Mr. Rodkin said ConAgra believes the formation of Ardent Mills will contribute to long-term earnings growth potential, while “removing some volatility from our sales.”

The new milling company will operate as an independent joint venture of its three parent companies: Omaha-based ConAgra Foods; Minneapolis-based Cargill and St. Paul, Minn.-based CHS.  ConAgra Foods and Cargill each will own a 44% stake in Ardent Mills, with CHS owning a 12% interest.

John Gehring, chief financial officer for ConAgra, said during the conference call that ConAgra will account for its ownership stake in Ardent as an equity method investment. He added the Ardent transaction is not expected to have a material impact on fiscal 2013 results.

“We are very excited about the transaction and its potential to create significant value over time as cost synergies are realized,” Mr. Gehring said. “It will be modestly dilutive to earnings per share initially, as interest costs and higher amortization will not be fully offset by the cost synergies realized at first. However, over time, we expect a significant level of value creation from combining the flour milling operation — from combining these flour milling operations driven by compelling cost synergies.”

He said ConAgra expects Ardent to be self-financed through cash flow from operations and its own bank debt and credit facility, with the structure and amount of the Ardent Mills debt financing to be determined during the pre-close period.

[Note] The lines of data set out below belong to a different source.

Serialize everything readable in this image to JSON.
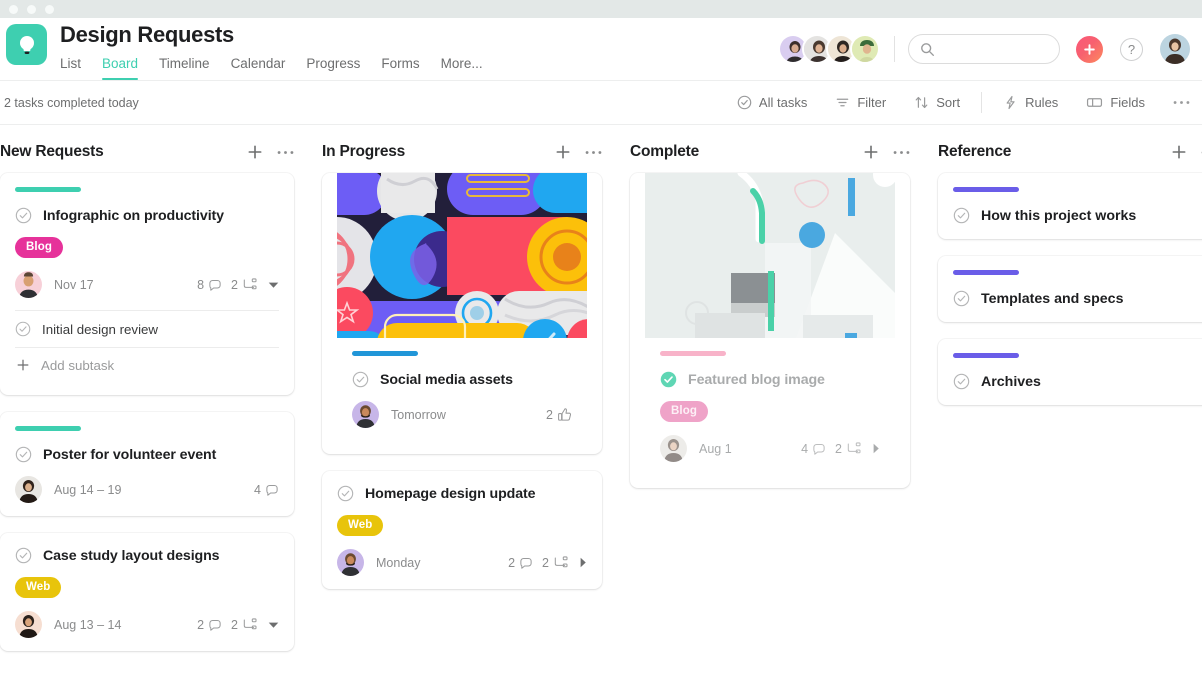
{
  "window": {
    "dots": 3
  },
  "header": {
    "project_title": "Design Requests",
    "logo_icon": "lightbulb-icon",
    "tabs": [
      {
        "label": "List",
        "active": false
      },
      {
        "label": "Board",
        "active": true
      },
      {
        "label": "Timeline",
        "active": false
      },
      {
        "label": "Calendar",
        "active": false
      },
      {
        "label": "Progress",
        "active": false
      },
      {
        "label": "Forms",
        "active": false
      },
      {
        "label": "More...",
        "active": false
      }
    ],
    "accent_color": "#3ecfb0",
    "members": [
      {
        "name": "member-1",
        "bg": "#d9cdf0"
      },
      {
        "name": "member-2",
        "bg": "#e4e3e1"
      },
      {
        "name": "member-3",
        "bg": "#eee5d6"
      },
      {
        "name": "member-4",
        "bg": "#dfeab4"
      }
    ],
    "search": {
      "placeholder": "",
      "value": "",
      "icon": "search-icon"
    },
    "add_button": {
      "icon": "plus-icon",
      "color": "#f7616f"
    },
    "help_button": {
      "label": "?"
    },
    "user_avatar": {
      "name": "current-user",
      "bg": "#bcd4e0"
    }
  },
  "toolbar": {
    "status_text": "2 tasks completed today",
    "items": [
      {
        "label": "All tasks",
        "icon": "check-circle-icon"
      },
      {
        "label": "Filter",
        "icon": "filter-icon"
      },
      {
        "label": "Sort",
        "icon": "sort-icon"
      },
      {
        "label": "Rules",
        "icon": "bolt-icon"
      },
      {
        "label": "Fields",
        "icon": "fields-icon"
      }
    ],
    "overflow_icon": "ellipsis-icon"
  },
  "board": {
    "add_icon": "plus-icon",
    "menu_icon": "ellipsis-icon",
    "columns": [
      {
        "title": "New Requests",
        "cards": [
          {
            "title": "Infographic on productivity",
            "progress_color": "#3ecfb0",
            "tag": {
              "label": "Blog",
              "color": "#e6329a"
            },
            "assignee_bg": "#f7d0d8",
            "date": "Nov 17",
            "stats": [
              {
                "value": "8",
                "icon": "comment-icon"
              },
              {
                "value": "2",
                "icon": "subtask-icon"
              }
            ],
            "expand_icon": "caret-down-icon",
            "subtasks": [
              {
                "label": "Initial design review"
              }
            ],
            "add_subtask_label": "Add subtask"
          },
          {
            "title": "Poster for volunteer event",
            "progress_color": "#3ecfb0",
            "assignee_bg": "#e8e6e2",
            "date": "Aug 14 – 19",
            "stats": [
              {
                "value": "4",
                "icon": "comment-icon"
              }
            ]
          },
          {
            "title": "Case study layout designs",
            "tag": {
              "label": "Web",
              "color": "#e8c40b"
            },
            "assignee_bg": "#f6ded1",
            "date": "Aug 13 – 14",
            "stats": [
              {
                "value": "2",
                "icon": "comment-icon"
              },
              {
                "value": "2",
                "icon": "subtask-icon"
              }
            ],
            "expand_icon": "caret-down-icon"
          }
        ]
      },
      {
        "title": "In Progress",
        "cards": [
          {
            "title": "Social media assets",
            "cover": "abstract-shapes-cover",
            "progress_color": "#2196d8",
            "assignee_bg": "#c7b6e8",
            "date": "Tomorrow",
            "stats": [
              {
                "value": "2",
                "icon": "thumbsup-icon"
              }
            ]
          },
          {
            "title": "Homepage design update",
            "tag": {
              "label": "Web",
              "color": "#e8c40b"
            },
            "assignee_bg": "#c7b6e8",
            "date": "Monday",
            "stats": [
              {
                "value": "2",
                "icon": "comment-icon"
              },
              {
                "value": "2",
                "icon": "subtask-icon"
              }
            ],
            "expand_icon": "caret-right-icon"
          }
        ]
      },
      {
        "title": "Complete",
        "cards": [
          {
            "title": "Featured blog image",
            "cover": "desk-photo-cover",
            "completed": true,
            "progress_color": "#f8b3c9",
            "tag": {
              "label": "Blog",
              "color": "#efa3c8"
            },
            "assignee_bg": "#e0ddd8",
            "date": "Aug 1",
            "stats": [
              {
                "value": "4",
                "icon": "comment-icon"
              },
              {
                "value": "2",
                "icon": "subtask-icon"
              }
            ],
            "expand_icon": "caret-right-icon"
          }
        ]
      },
      {
        "title": "Reference",
        "cards": [
          {
            "title": "How this project works",
            "progress_color": "#6a5de8"
          },
          {
            "title": "Templates and specs",
            "progress_color": "#6a5de8"
          },
          {
            "title": "Archives",
            "progress_color": "#6a5de8"
          }
        ]
      }
    ]
  }
}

“We, along with Cargill and CHS, intend to receive cash distributions from Ardent Mills at closing,” he said. “Based on initial estimates, we expect to receive a distribution of approximately $400 million, and we currently expect to use those proceeds to accelerate our debt repayment plans related to the Ralcorp acquisition debt.”

Cargill and CHS have been partners in Horizon Milling L.L.C. since the joint venture was formed in 2002, creating the nation’s largest flour milling company. Horizon operates 21 U.S. and Canadian flour mills with combined daily flour milling capacity of 321,000 cwts. The creation of Horizon more than 10 years ago was the last large merger involving a top three milling company until the Ardent announcement.

ConAgra, with 23 U.S. flour mills and 255,100 cwts in daily flour milling capacity, ranks as the No. 3 U.S. flour milling company, behind Horizon and ADM Milling Co.

Total daily wheat and durum flour capacity for Ardent Mills will be 576,100 cwts.

“All in all, we’re pleased with the very strong year that fiscal 2013 is shaping up to be,” Mr. Rodkin said. “In the third quarter, we achieved good profits for our base business, closed on a transformational deal, made significant investment in marketing and innovation, and we also set up our milling business for a great future as part of a focused joint venture.”